PORTSMOUTH, N.H. — Presidential candidate Elizabeth Warren sided with fellow White House hopeful Bernie Sanders Saturday on the need to eliminate for-profit charter schools.
“Yeah, I think it’s a real problem right now,” the senator from Massachusetts told reporters at the Rockingham County Democrats’ clambake in Portsmouth, N.H., taking the opportunity to discuss Secretary of Education Betsy DeVos, a charter school advocate. “And what Betsy DeVos has done to our public education really undermines the best opportunities for our kids. I think public tax dollars should stay in our public schools,” the former public school teacher said.
Sanders, Warren’s senatorial colleague from Vermont, unveiled his position Saturday during a speech in Orangeburg, S.C. The independent also proposed a moratorium on all public charter school expansion funding until the completion of a national audit.
During her keynote address at the annual fundraiser for Democrats in the important blue pocket of New Hampshire, Warren additionally promised women “were not going back, not now, not ever,” to a time when there were blanket bans on abortions. She touted the reproductive rights platform she released last week, in which she calls for lawmakers to pass legislation that codifies protections outlined in landmark Supreme Court case, Roe v. Wade.
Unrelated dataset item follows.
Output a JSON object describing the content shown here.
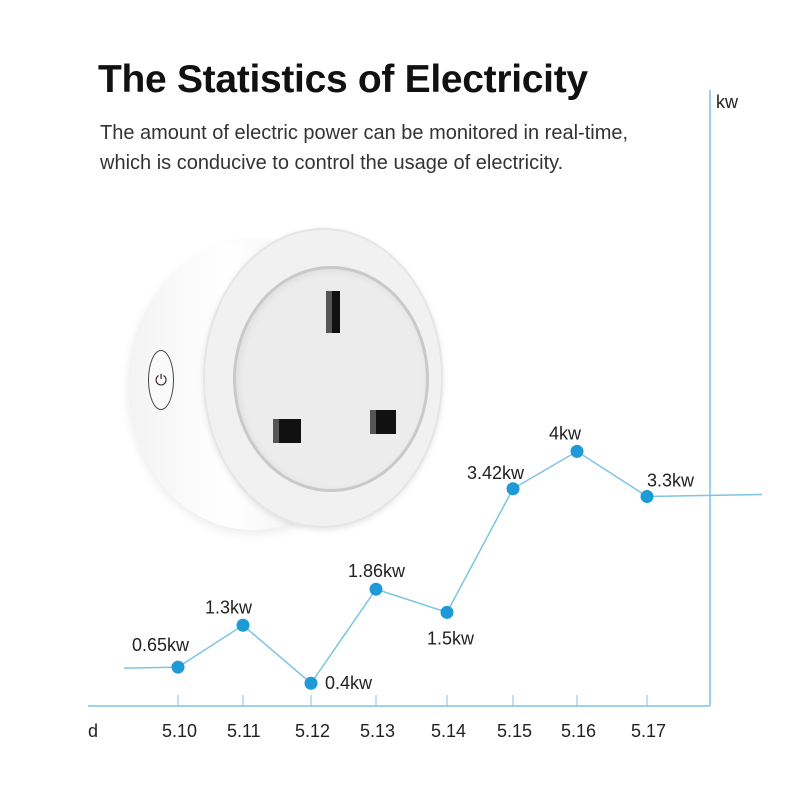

Afterward, Warren pushed back on criticism that a Republican-controlled Congress could easily erode safeguards created by federal statute like the GOP did with former President Barack Obama’s signature Affordable Care Act measure.
“That’s what elections are about. We’ve got one coming up in 2020, and I’m glad to talk every day about Republicans’ views on women’s reproductive freedom,” she said. “I think that people who listen to their own constituents and how they feel about having protection for themselves and their families, I think they will be people of different political persuasions that will join us in this.”
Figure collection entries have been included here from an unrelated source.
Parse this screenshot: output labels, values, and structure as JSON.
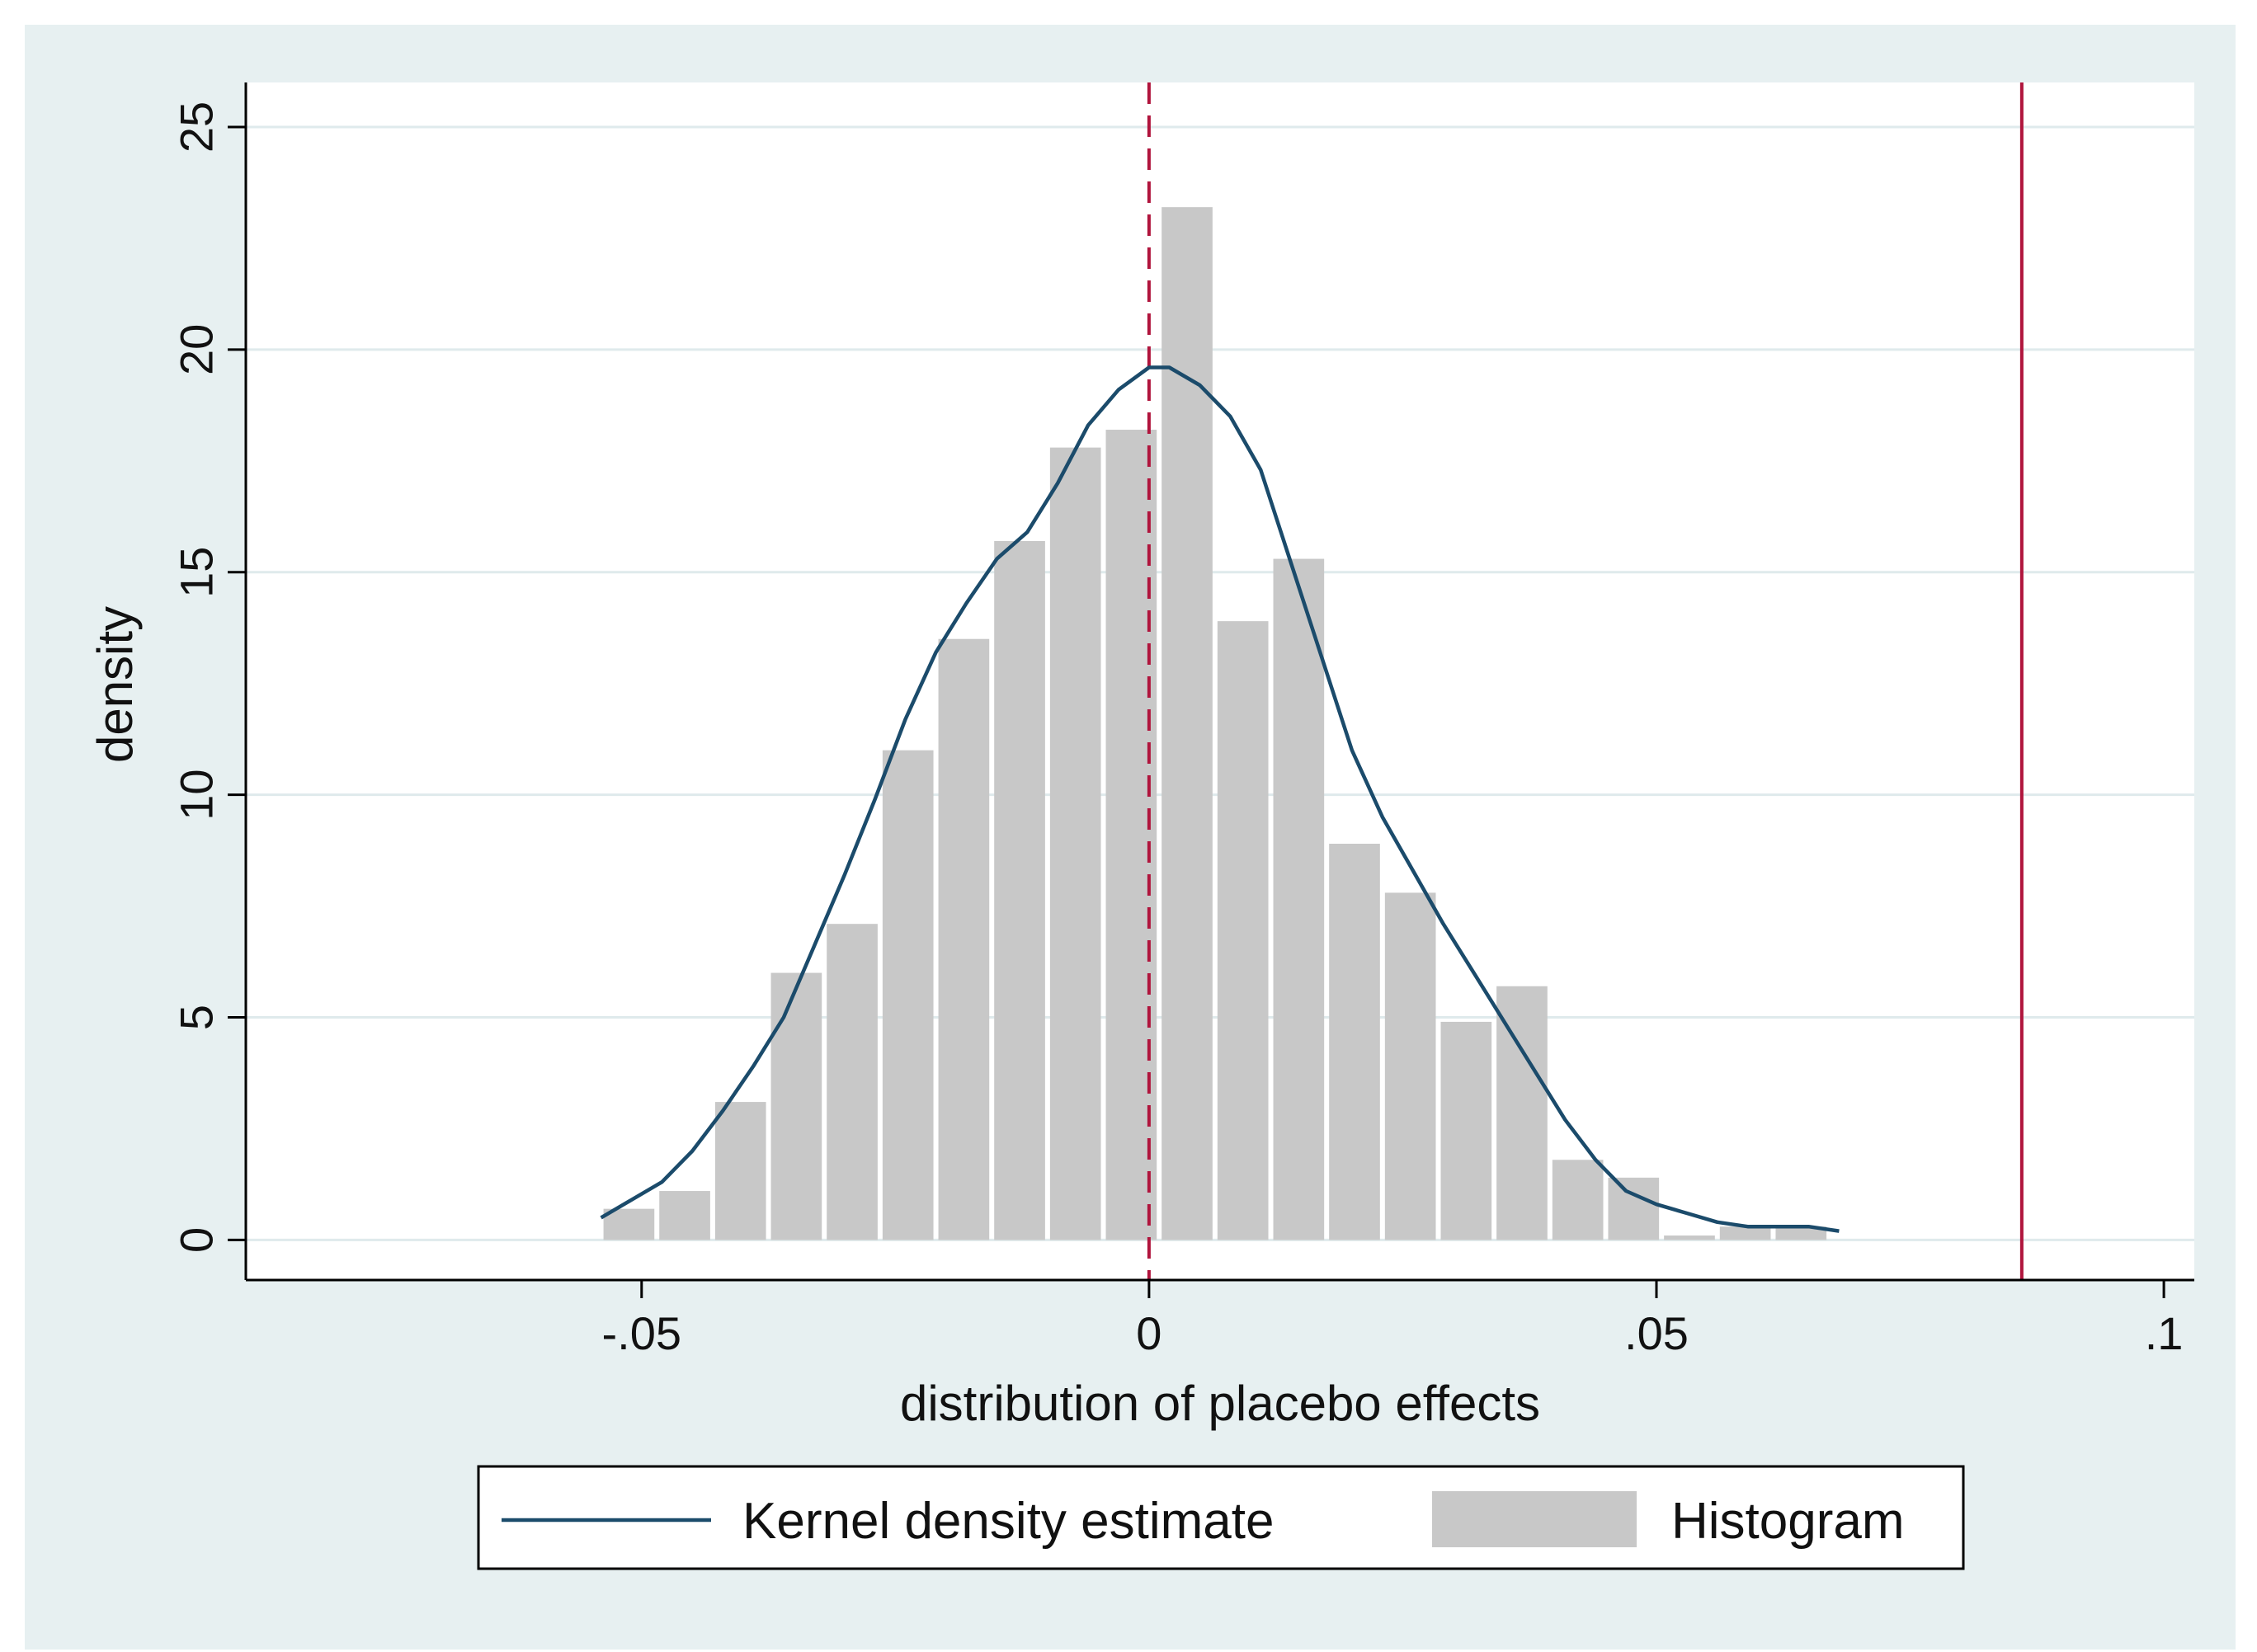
{
  "colors": {
    "outer_background": "#e7f0f1",
    "plot_background": "#ffffff",
    "gridline": "#dfeaec",
    "bar_fill": "#c8c8c8",
    "kde_line": "#1b4b6b",
    "reference_line": "#b0143c",
    "axis": "#000000"
  },
  "chart_data": {
    "type": "bar",
    "title": "",
    "xlabel": "distribution of placebo effects",
    "ylabel": "density",
    "xlim": [
      -0.089,
      0.103
    ],
    "ylim": [
      -0.9,
      26
    ],
    "grid": true,
    "x_ticks": [
      {
        "value": -0.05,
        "label": "-.05"
      },
      {
        "value": 0,
        "label": "0"
      },
      {
        "value": 0.05,
        "label": ".05"
      },
      {
        "value": 0.1,
        "label": ".1"
      }
    ],
    "y_ticks": [
      {
        "value": 0,
        "label": "0"
      },
      {
        "value": 5,
        "label": "5"
      },
      {
        "value": 10,
        "label": "10"
      },
      {
        "value": 15,
        "label": "15"
      },
      {
        "value": 20,
        "label": "20"
      },
      {
        "value": 25,
        "label": "25"
      }
    ],
    "histogram": {
      "name": "Histogram",
      "bin_width": 0.0055,
      "bins": [
        {
          "start": -0.054,
          "value": 0.7
        },
        {
          "start": -0.0485,
          "value": 1.1
        },
        {
          "start": -0.043,
          "value": 3.1
        },
        {
          "start": -0.0375,
          "value": 6.0
        },
        {
          "start": -0.032,
          "value": 7.1
        },
        {
          "start": -0.0265,
          "value": 11.0
        },
        {
          "start": -0.021,
          "value": 13.5
        },
        {
          "start": -0.0155,
          "value": 15.7
        },
        {
          "start": -0.01,
          "value": 17.8
        },
        {
          "start": -0.0045,
          "value": 18.2
        },
        {
          "start": 0.001,
          "value": 23.2
        },
        {
          "start": 0.0065,
          "value": 13.9
        },
        {
          "start": 0.012,
          "value": 15.3
        },
        {
          "start": 0.0175,
          "value": 8.9
        },
        {
          "start": 0.023,
          "value": 7.8
        },
        {
          "start": 0.0285,
          "value": 4.9
        },
        {
          "start": 0.034,
          "value": 5.7
        },
        {
          "start": 0.0395,
          "value": 1.8
        },
        {
          "start": 0.045,
          "value": 1.4
        },
        {
          "start": 0.0505,
          "value": 0.1
        },
        {
          "start": 0.056,
          "value": 0.3
        },
        {
          "start": 0.0615,
          "value": 0.3
        }
      ]
    },
    "kde": {
      "name": "Kernel density estimate",
      "x": [
        -0.054,
        -0.051,
        -0.048,
        -0.045,
        -0.042,
        -0.039,
        -0.036,
        -0.033,
        -0.03,
        -0.027,
        -0.024,
        -0.021,
        -0.018,
        -0.015,
        -0.012,
        -0.009,
        -0.006,
        -0.003,
        0.0,
        0.002,
        0.005,
        0.008,
        0.011,
        0.014,
        0.017,
        0.02,
        0.023,
        0.026,
        0.029,
        0.032,
        0.035,
        0.038,
        0.041,
        0.044,
        0.047,
        0.05,
        0.053,
        0.056,
        0.059,
        0.062,
        0.065,
        0.068
      ],
      "y": [
        0.5,
        0.9,
        1.3,
        2.0,
        2.9,
        3.9,
        5.0,
        6.6,
        8.2,
        9.9,
        11.7,
        13.2,
        14.3,
        15.3,
        15.9,
        17.0,
        18.3,
        19.1,
        19.6,
        19.6,
        19.2,
        18.5,
        17.3,
        15.2,
        13.1,
        11.0,
        9.5,
        8.3,
        7.1,
        6.0,
        4.9,
        3.8,
        2.7,
        1.8,
        1.1,
        0.8,
        0.6,
        0.4,
        0.3,
        0.3,
        0.3,
        0.2
      ]
    },
    "reference_lines": [
      {
        "x": 0,
        "style": "dashed"
      },
      {
        "x": 0.086,
        "style": "solid"
      }
    ],
    "legend": {
      "placement": "bottom-center",
      "entries": [
        {
          "label": "Kernel density estimate",
          "type": "line"
        },
        {
          "label": "Histogram",
          "type": "bar"
        }
      ]
    }
  }
}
While being peppered with questions, Warren shrugged off speculation she was expecting liberal firebrand and New York Democrat Rep. Alexandria Ocasio-Cortez’s support during the 2020 cycle, saying she had not solicited any endorsements. She also batted back a veiled attack from former Vice President Joe Biden, who at his campaign rally in Philadelphia on Saturday decried “angry” politics.
“I think this is the core of optimism to talk about the kinds of changes that we can make. We can do this in a democracy,” she said.
Warren’s two-day swing of the Granite State concludes on Sunday with a house party in Bedford and a town hall in Nashua. She attended a house party in Rochester earlier Saturday.